La délégation croissante à l’IA des activités de transmission des savoirs est un leurre notamment en prétendant effacer l’effort associé à la notion d’apprentissage (« l’IA nous propose de gravir l’Everest en une fraction de seconde ») et en éliminant les interactions humaines consubstantielles à la transmission. L’attention est parasitée par « la viralité des réseaux numériques, le primat des images sur les mots, la prolifération des notifications, des pubs et des vidéos non sollicitées, le glissement du débat vers le clash » (p. 106). Ce parasitage omniprésent empêche de « bien nourrir son cerveau » (cf. études citées page 109).
Du point de vue de la démocratie, l’IA est également lourde de menaces. Elle amplifie massivement la tendance déjà lourde d’aller vers une « gouvernance par les nombres (selon l’expression d’A. Supiot, cité p 144).
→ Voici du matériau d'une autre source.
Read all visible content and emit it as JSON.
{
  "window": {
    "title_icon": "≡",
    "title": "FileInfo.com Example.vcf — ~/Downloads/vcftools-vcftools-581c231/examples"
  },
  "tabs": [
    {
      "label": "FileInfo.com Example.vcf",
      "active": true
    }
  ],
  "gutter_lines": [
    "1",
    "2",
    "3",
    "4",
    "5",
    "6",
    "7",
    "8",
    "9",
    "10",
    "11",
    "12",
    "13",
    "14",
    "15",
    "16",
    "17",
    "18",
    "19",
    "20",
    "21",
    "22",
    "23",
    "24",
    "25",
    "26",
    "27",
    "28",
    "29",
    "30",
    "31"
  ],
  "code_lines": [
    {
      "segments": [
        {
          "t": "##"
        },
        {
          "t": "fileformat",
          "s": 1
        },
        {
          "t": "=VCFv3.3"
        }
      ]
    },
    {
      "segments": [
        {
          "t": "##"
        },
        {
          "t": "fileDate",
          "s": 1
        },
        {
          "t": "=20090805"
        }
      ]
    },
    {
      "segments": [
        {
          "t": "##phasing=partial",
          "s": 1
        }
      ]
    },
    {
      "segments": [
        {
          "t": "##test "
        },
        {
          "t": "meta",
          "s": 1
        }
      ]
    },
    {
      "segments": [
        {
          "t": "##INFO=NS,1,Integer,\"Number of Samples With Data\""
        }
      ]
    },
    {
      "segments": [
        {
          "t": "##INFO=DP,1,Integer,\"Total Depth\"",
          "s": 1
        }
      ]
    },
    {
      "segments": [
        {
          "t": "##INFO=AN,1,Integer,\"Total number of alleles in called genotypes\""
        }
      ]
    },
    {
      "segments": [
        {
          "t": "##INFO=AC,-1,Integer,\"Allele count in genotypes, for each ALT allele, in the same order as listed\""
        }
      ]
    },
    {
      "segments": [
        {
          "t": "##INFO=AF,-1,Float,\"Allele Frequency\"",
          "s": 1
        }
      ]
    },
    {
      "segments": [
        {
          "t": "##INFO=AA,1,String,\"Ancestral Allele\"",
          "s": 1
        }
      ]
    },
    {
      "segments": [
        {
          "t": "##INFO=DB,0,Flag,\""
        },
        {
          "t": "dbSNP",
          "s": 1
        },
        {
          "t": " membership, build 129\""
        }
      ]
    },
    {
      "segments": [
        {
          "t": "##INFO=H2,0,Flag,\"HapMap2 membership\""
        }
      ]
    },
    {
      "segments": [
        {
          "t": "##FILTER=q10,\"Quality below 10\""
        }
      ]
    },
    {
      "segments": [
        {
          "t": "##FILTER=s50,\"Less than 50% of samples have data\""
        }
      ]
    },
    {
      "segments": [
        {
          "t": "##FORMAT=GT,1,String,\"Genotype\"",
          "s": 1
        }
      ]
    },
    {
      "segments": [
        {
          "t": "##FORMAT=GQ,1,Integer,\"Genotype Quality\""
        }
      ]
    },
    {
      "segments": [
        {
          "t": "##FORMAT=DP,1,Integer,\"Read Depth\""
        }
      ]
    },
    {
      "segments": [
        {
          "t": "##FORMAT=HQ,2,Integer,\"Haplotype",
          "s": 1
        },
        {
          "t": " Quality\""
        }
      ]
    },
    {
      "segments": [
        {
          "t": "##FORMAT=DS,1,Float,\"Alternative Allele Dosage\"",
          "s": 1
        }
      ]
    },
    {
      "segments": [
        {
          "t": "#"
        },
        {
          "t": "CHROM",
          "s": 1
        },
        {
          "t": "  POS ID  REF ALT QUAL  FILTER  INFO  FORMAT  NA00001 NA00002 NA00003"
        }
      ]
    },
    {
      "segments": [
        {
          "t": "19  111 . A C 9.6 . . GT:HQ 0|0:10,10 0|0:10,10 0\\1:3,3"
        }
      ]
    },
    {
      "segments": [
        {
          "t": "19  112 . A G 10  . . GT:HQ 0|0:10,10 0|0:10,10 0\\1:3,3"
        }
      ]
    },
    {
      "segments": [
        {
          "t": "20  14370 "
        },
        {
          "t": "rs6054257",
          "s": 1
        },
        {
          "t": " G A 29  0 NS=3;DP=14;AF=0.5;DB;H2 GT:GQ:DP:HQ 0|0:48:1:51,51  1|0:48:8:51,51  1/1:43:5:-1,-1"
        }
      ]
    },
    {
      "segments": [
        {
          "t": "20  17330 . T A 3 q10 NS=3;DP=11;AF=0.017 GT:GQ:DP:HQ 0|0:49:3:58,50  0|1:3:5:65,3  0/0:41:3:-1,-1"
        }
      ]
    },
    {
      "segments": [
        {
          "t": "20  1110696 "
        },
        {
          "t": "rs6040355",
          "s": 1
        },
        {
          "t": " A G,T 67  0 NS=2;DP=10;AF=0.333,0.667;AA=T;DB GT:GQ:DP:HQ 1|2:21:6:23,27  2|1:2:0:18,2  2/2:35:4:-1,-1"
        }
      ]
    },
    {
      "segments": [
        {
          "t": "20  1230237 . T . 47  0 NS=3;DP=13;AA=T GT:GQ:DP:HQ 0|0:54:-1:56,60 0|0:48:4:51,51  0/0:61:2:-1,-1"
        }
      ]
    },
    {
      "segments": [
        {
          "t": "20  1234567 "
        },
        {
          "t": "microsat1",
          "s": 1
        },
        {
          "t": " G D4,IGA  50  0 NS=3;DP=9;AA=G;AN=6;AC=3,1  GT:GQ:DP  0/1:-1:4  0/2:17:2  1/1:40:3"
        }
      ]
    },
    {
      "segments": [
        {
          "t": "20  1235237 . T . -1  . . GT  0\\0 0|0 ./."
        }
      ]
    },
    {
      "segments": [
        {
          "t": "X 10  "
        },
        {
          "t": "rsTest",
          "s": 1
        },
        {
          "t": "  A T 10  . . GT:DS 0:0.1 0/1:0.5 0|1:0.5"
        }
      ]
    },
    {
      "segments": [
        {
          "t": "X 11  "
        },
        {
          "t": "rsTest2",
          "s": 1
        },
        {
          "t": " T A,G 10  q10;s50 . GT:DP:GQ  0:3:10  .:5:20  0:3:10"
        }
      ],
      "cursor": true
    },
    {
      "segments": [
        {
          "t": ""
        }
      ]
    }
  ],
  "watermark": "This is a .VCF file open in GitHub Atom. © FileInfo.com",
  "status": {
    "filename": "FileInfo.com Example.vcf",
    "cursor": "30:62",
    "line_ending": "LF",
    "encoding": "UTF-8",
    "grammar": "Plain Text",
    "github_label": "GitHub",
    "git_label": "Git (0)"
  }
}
La politique se réduit à ce qui est quantifiable : la décision démocratique est « écrasée sous des tombereaux de calcul », comme le système chinois de notation sociale permet « l’art de ne pas changer le monde » (p 146).
L’IA distend notre rapport au monde « nous voyons tout à travers les plateformes. Faute de contact avec le monde vivant, le « cybernanthrope se rue dans la voie machinale », réalisant ainsi la prophétie de Bernanos. L’IA fait figure de veau d’or, d’idole libératrice. Or, cette « artificialisation de la vie est aberrante, inégalitaire, ecocidaire et …suicidaire ». La conclusion évoque, trop rapidement sans doute, le « comment résister ». L’évocation de 1 S 17 et du combat victorieux de David contre Goliath montre que l’IA ne peut être battue sur son propre terrain mais seulement en « restant pleinement humains ».